UNE NOUVELLE ECOLE POUR LE VAL D’AISNE

Célébrer une toute nouvelle école n’est pas événement fréquent.

En 2010, la première phase de cette ambitieuse construction sortait de terre. De quoi fournir des ateliers et des classes de première qualité pour les élèves de troisième phase, ainsi que des bureaux.

Et voici enfin que depuis quelques mois, les bâtiments issus de la seconde phase sont à disposition !

Ateliers de menuiserie et maçonnerie pour les plus jeunes élèves
Trois rutilantes classes de cours généraux
La salle d’éducation physique
un local d’arts plastiques

Voici donc la bonne quarantaine d’élèves et la quinzaine d’enseignants du Val d’Aisne placés dans d’excellentes conditions de travail.
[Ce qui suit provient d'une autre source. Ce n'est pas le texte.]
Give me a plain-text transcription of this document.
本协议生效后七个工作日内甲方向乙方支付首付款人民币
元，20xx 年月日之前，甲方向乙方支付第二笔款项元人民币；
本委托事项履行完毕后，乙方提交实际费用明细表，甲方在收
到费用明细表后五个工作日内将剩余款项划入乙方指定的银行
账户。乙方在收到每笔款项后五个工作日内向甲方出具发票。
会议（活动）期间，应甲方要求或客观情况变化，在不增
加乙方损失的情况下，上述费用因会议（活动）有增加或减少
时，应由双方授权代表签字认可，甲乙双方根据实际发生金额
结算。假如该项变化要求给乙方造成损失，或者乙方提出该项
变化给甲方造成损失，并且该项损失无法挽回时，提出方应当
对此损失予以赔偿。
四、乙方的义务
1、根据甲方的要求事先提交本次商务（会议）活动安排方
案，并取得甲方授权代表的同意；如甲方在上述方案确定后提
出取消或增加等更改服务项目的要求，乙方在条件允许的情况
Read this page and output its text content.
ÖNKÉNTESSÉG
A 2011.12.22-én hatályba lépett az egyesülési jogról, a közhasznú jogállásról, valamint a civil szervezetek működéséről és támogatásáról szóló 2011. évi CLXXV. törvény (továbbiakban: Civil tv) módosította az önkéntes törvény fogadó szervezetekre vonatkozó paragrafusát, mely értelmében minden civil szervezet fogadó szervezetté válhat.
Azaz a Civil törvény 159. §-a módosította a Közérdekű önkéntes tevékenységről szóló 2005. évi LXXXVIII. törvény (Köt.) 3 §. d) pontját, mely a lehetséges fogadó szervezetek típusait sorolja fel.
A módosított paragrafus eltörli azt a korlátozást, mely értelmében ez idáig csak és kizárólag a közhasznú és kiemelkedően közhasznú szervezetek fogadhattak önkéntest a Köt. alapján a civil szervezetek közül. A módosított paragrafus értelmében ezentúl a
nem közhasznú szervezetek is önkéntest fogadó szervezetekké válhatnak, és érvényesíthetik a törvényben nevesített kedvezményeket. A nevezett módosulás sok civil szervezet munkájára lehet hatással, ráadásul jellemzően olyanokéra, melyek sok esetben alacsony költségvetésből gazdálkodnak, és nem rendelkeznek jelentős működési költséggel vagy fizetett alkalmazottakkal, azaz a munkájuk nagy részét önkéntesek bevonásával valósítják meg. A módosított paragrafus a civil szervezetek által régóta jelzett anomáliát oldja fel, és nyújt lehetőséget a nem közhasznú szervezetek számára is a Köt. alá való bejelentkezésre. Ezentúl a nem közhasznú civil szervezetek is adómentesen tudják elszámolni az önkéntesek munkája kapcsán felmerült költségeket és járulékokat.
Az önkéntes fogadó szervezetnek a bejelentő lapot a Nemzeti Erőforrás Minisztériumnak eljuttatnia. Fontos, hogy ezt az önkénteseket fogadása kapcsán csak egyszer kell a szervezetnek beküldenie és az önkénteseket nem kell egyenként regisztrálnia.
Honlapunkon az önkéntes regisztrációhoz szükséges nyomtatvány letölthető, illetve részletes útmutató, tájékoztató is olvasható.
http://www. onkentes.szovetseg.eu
Et ce même si les coûts supportés sur fonds propres par l’institution provinciale se sont avérés fort importants.

♦ LA PROVINCE DE LUXEMBOURG SOUTIENT MASSIVEMENT SES IMP ♦
 ♦ UNE VOLONTÉ LARGEMENT CONCRÉTISÉE À L’IMP DU VAL D’AISNE ♦
 ♦ 20% DU BUDGET EXTRAORDINAIRE Y ÉTANT CONSACRÉ ♦

Nos IMP accueillent une population fragilisée à qui ils donnent l’occasion de rebondir dans la vie. C’est donc fort légitimement que nous mettons à leur disposition de quoi bien travailler. La totale réhabilitation ébauchée voici une petite dizaine d’années tant à la Maison Godard qu’à la Villa Noirhomme ou encore au pavillon de Briscol ou ici même à l’école, est déjà en bonne voie. Les dernières étapes, telles par exemple l’extension du SRJ de Briscol, sont d’ores et déjà planifiées. A Mont, à Forrières, beaucoup a été accompli également. Et Ethe n’est bien entendu pas oublié, même si l’imbrication des bâtiments dans l’habitat général nécessite une étude plus approfondie.

De beaux bâtiments, modernes et fonctionnels, c’est belle chose, mais encore faut-il les équiper. Quand je vois ici les machines, le tableau numérique interactif, l’équipement pédagogique… cela me fait chaud au cœur. L’acquisition d’une quinzaine de tablettes, logiciels et options nécessaires apportera aux élèves, essentiellement ceux du groupe de phase 1 accueillant des adolescents à besoins spécifiques (dyslexie, dysphasie, dyscalculie, etc.), une approche pédagogique complémentaire.

On pourrait légitimement se demander pourquoi, forte de ses expériences réussies dans le spécialisé, notre institution ne se lance pas dans l’organisation de l’enseignement ordinaire.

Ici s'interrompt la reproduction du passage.